- Born: 1980 (age 44–45)
- Education: University of Victoria, University of Guelph
- Known for: Sculptor, Installation artist, Collagist
- Website: kellyjazvac.com

= Kelly Jazvac =

Canadian artist (born 1980)

Kelly Jazvac (born 1980) is a Canadian artist whose work has been exhibited nationally and internationally. She is based in Montreal, Quebec, where she is an associate professor at Concordia University.

== Education ==
Kelly Jazvac received her Bachelor of Arts from the University of Guelph in 2003, and her Master of Fine Arts from the University of Victoria in 2006.

== Artistic practice ==
Jazvac works primarily in sculpture, installation, and collage. Her work has often expressed environmental concerns pertaining to pollution, environmental waste, the fetishization of images and products, and the afterlife of human activity and presence. Jazvac describes her own views on sculpture and installation as, "a practice that addresses the way objects and human bodies coexist in the world."

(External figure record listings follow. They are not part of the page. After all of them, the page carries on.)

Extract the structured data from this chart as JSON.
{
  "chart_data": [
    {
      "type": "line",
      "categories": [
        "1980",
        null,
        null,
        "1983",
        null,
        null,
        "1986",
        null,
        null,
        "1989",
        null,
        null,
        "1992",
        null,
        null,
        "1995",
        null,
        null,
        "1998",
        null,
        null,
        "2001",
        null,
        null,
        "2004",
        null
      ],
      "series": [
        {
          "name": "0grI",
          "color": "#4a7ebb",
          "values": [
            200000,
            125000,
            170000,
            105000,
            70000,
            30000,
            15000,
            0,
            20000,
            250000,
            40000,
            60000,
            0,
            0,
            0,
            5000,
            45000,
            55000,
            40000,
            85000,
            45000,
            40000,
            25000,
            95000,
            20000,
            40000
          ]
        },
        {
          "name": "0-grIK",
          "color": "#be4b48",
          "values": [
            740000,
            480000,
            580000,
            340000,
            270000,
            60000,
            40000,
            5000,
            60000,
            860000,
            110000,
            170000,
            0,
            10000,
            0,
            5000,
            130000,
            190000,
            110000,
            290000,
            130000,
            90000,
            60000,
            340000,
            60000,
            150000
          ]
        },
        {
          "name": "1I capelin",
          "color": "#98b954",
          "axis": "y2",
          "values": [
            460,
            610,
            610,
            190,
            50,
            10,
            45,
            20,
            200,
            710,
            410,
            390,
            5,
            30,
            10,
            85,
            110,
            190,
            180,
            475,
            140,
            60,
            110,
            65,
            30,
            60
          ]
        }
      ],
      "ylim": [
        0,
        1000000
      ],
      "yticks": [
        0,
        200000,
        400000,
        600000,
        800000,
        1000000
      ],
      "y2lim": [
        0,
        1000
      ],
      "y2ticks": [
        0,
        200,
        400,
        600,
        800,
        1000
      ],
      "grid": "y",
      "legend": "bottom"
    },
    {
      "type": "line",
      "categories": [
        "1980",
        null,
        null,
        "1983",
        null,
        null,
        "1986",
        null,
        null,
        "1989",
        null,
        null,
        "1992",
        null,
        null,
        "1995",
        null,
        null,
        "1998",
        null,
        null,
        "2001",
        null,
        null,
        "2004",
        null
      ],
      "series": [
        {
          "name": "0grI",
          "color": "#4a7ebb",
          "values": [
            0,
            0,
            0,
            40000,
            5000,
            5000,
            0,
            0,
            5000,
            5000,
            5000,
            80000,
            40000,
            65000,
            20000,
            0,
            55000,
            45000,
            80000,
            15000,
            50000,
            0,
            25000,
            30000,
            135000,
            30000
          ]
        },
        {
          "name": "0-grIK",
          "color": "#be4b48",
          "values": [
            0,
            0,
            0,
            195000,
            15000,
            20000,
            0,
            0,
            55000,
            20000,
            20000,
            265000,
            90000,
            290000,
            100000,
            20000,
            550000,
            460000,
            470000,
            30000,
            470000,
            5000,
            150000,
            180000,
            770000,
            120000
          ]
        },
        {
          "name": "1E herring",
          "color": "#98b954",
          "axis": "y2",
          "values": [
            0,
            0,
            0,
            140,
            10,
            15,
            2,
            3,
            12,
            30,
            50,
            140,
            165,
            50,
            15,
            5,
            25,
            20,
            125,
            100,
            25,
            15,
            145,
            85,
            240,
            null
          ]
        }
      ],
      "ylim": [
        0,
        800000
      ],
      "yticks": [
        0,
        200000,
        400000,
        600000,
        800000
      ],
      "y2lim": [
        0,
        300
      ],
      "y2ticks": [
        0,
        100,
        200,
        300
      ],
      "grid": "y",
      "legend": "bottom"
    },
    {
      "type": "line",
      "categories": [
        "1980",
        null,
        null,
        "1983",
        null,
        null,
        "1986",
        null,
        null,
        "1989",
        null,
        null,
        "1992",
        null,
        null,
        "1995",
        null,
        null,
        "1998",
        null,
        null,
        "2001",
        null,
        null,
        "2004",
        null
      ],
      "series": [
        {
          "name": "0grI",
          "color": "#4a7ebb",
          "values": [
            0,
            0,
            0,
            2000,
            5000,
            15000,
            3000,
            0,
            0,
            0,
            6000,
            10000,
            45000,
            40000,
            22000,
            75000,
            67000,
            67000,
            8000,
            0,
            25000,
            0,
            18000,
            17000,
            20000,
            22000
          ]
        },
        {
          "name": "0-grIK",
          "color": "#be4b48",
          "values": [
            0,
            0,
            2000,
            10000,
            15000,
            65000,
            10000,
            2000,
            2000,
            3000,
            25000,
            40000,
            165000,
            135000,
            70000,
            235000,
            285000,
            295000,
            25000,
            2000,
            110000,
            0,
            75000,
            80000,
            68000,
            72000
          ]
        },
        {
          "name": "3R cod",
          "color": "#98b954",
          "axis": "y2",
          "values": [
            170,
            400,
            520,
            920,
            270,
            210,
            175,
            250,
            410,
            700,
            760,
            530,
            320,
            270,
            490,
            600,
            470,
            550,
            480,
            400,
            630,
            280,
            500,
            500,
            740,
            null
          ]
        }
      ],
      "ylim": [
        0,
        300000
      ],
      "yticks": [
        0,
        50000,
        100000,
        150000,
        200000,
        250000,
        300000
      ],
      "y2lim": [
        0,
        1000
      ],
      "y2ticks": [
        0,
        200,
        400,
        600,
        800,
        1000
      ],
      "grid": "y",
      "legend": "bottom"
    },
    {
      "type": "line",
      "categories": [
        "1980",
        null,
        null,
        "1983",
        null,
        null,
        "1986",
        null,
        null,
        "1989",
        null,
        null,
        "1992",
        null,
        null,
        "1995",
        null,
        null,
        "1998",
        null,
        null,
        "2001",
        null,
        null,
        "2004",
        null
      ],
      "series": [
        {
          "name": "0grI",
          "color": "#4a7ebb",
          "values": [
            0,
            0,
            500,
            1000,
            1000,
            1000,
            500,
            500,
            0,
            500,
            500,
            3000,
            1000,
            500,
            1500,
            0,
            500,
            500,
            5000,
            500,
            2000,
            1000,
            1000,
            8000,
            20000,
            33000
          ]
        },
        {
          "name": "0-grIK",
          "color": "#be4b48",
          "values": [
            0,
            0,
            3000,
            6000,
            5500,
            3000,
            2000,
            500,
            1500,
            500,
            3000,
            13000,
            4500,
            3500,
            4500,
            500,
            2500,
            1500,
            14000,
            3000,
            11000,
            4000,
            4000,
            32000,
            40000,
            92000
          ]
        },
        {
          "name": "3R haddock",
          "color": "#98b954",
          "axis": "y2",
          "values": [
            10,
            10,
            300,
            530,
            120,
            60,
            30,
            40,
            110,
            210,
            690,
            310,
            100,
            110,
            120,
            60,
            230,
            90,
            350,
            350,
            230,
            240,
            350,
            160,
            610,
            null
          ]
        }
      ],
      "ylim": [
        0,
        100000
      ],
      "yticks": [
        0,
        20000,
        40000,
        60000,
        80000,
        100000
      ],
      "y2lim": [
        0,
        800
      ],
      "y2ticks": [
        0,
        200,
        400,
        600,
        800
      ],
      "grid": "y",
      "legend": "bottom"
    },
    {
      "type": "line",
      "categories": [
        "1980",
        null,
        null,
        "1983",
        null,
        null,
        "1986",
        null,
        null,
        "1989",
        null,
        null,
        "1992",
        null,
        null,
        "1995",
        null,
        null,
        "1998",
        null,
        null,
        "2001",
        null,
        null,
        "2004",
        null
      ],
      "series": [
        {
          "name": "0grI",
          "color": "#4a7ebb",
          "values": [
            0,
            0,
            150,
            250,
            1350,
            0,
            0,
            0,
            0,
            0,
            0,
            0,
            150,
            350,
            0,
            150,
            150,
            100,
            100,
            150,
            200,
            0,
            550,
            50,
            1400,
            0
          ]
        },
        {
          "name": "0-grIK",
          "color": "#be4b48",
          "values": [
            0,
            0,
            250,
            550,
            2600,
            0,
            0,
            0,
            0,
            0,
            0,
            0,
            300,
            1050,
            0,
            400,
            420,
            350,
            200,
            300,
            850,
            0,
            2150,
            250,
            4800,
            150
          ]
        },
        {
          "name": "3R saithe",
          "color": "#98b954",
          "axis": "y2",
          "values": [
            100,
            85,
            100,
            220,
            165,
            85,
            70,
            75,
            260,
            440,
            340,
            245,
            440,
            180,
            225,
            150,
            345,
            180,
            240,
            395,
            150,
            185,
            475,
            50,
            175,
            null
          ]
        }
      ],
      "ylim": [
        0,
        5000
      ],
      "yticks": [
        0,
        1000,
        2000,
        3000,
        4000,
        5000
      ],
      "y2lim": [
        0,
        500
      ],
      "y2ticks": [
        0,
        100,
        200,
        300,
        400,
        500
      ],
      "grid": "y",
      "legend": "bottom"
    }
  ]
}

She often works with salvaged vinyl, which she physically transforms to create compressed sculptures. Her practice has been described as having, "ecological overtones, as a salvaging enterprise that might result in a wearable quilt or a habitable shelter." Some have compared Jazvac's textile-like wall hangings to the work of Robert Rauschenberg.

Jazvac is also known for the Plastiglomerates, which were collected from Kamilo Beach, Hawaii. The name was proposed by Jazvac alongside Charles Moore and Patricia Corcoran, and it designates a type of stone that contains mixtures of natural debris melded with hardened molten plastic. The plastiglomerates have been displayed as both sculptural ready-mades and as natural history specimens. It has been suggested that the plastiglomerates may be considered a marker of the Anthropocene.